The witness evidence Working Group’s Final Report – no radical reform after all
In 2018, a Working Group was established to consider ways in which the current practice in relation to witness evidence could be improved in the Business & Property Courts. The Working Group stemmed from a view “shared by a substantial majority” of the judges of the Commercial Court that factual witness statements “were often ineffective in performing their core function of achieving best evidence at proportionate cost”.
The Working Group was chaired by Mr Justice Popplewell and included other members of the judiciary, members of the bar and solicitors from both private practice and in-house roles. In preparing its report, the Working Group conducted a survey of court users in which participants raised a common concern about a lack of enforcement of the existing rules which frequently saw no action being taken in respect of non-compliant witness statements.
On 6 December 2019, the Working Group published its Final Report. Notwithstanding that the judiciary is understood to have been calling for radical change by dispensing with witness evidence in its entirety, the report recommends largely minor changes, as set out below. If adopted, the recommendations may not, therefore, have the desired effect of increasing the effectiveness and proportionality by which factual evidence is obtained at trial.
Issues identified in the Final Report
The existing rules provide that “witness statements must, if practicable, be in the intended witness’s own words”. In practice, however, witness statements are very rarely in the witness’s own words. They are generally carefully crafted by legal representatives following which they are approved by the witness often only with minor amendments. The report notes that this drafting process “may corrupt memory” and render the final product less reliable than the first “unvarnished” recollection. Similarly, witness statements may contain an “aspirational” version of what the witness may be able to recall.
In addition, the report notes that the practice of using witness statements in the place of Examination in Chief “encourages over-lawyering and lengthening of witness statements in an attempt to anticipate cross-examination”. Further, the “current practice involves regular and lengthy recitation of background which is” often wholly irrelevant.
The report also notes that, rather than exploring and testing the critical evidence, Cross Examination is frequently a process of challenging the content of witness statements which is not particularly useful.
Recommendations in the Final Report
The report includes a wide range of recommendations including:
- the production of an authoritative statement of best practice regarding the preparation of witness statements
- a more developed statement of truth
- the introduction of a solicitor’s certificate of compliance with the rules
- examination in chief being available as an option
- the position that extensions of witness statement page limits should be rarely granted
- the position that the Courts should more readily apply costs sanctions and express judicial criticism of non-compliance with the rules including the more frequent singling out of egregious cases for this purpose.
As noted above, however, the report does not recommend radical change by dispensing with witness statements and the resulting re-introduction of Examination in Chief in all cases.
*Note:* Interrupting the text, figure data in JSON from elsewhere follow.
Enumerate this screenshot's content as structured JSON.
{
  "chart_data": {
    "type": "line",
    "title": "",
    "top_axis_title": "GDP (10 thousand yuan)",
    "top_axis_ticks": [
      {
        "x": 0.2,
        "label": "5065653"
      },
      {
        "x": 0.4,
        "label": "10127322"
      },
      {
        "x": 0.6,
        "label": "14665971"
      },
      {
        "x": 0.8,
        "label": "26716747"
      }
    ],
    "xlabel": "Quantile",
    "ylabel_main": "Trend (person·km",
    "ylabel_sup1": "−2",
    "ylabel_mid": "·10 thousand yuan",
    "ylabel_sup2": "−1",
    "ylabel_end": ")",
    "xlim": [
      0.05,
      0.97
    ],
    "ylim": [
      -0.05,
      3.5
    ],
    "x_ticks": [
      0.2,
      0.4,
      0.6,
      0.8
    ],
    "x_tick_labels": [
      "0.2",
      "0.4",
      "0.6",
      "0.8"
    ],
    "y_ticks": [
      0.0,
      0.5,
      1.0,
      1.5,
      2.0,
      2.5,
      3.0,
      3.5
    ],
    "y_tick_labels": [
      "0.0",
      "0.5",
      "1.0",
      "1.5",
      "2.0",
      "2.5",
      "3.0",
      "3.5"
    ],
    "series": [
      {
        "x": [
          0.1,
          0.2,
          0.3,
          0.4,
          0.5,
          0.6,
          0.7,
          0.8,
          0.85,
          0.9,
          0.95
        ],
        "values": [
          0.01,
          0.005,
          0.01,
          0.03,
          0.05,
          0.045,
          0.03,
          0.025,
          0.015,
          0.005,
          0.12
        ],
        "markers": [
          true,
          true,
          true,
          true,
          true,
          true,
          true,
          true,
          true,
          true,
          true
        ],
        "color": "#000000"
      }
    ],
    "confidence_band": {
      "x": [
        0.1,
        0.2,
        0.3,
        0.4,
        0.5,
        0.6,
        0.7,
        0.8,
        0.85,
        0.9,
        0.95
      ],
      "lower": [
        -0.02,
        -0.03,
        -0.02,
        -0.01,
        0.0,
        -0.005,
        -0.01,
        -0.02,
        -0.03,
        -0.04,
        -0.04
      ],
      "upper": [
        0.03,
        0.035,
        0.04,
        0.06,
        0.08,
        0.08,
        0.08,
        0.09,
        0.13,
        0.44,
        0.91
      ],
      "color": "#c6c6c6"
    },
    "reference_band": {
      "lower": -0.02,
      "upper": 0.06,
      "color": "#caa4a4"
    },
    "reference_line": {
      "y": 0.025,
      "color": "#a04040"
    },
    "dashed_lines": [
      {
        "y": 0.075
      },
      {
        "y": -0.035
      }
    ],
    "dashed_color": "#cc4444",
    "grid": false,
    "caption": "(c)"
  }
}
Most of the recommendations of the Working Group appear to be aimed at ‘course correction’ rather than a complete re-alignment of the rules, in contrast to the approach taken to disclosure under the ongoing Disclosure Pilot Scheme (see our blog on the pilot scheme).
If implemented, the effectiveness of the Working Group’s recommendations is likely to depend on the extent to which the judiciary enforces and is seen to enforce the rules. Our expectation is that practitioners will not change the process by which witness statements are produced nor the end product unless the judiciary is seen to apply costs sanctions and express criticism of non-compliance with the rules.
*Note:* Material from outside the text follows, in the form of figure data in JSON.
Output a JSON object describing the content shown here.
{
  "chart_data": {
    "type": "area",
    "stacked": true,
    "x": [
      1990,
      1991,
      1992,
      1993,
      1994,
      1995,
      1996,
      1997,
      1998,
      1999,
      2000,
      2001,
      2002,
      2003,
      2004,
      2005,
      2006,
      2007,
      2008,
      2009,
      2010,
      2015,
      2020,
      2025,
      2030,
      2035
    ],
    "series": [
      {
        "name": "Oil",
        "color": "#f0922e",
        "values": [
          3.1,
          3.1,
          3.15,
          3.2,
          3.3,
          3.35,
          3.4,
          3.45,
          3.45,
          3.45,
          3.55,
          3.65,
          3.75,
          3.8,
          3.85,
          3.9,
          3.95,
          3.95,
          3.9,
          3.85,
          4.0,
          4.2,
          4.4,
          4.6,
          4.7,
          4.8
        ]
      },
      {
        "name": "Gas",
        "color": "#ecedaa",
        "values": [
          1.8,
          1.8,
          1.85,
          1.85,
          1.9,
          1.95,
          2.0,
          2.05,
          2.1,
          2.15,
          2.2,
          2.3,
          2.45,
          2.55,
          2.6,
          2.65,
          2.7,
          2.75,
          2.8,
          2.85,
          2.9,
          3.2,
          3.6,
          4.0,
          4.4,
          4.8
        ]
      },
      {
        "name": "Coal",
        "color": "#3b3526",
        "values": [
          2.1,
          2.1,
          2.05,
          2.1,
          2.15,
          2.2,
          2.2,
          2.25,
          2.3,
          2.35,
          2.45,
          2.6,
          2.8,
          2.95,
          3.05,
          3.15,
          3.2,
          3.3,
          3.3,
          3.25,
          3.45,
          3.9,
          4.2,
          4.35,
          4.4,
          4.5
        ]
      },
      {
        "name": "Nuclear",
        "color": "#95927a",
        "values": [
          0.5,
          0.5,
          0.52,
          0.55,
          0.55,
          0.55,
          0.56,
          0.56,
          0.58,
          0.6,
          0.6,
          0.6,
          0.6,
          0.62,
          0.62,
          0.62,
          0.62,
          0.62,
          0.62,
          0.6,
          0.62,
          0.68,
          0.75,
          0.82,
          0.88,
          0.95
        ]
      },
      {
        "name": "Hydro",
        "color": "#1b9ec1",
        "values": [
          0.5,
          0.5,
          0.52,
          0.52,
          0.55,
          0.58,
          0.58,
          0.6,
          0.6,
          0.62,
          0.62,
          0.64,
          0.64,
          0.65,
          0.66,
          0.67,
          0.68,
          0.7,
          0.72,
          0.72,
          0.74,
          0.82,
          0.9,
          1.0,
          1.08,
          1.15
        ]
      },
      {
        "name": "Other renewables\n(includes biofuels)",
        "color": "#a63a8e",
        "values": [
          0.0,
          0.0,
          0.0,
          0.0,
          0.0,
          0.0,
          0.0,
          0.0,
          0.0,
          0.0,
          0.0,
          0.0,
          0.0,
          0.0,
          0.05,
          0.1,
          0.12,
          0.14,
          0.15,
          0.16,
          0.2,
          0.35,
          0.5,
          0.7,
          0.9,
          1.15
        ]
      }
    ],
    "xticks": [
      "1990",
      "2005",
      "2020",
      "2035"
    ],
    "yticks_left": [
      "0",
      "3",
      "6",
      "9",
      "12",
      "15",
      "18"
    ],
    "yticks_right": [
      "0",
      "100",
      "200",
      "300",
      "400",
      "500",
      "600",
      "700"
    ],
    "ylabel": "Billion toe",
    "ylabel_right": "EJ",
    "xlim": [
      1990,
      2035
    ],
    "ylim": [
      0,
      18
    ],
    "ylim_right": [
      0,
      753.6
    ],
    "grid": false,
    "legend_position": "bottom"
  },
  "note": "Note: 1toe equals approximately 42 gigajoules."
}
Practitioners are likely to be relieved that witness statements will remain in place for now given that, from their perspective at least, witness statements serve a useful purpose including in putting before the Court facts that cannot be derived from the contemporaneous documents. In contrast, the judiciary is likely to see this as a missed opportunity but are of course free to give less weight to witness evidence over documentary evidence in any event.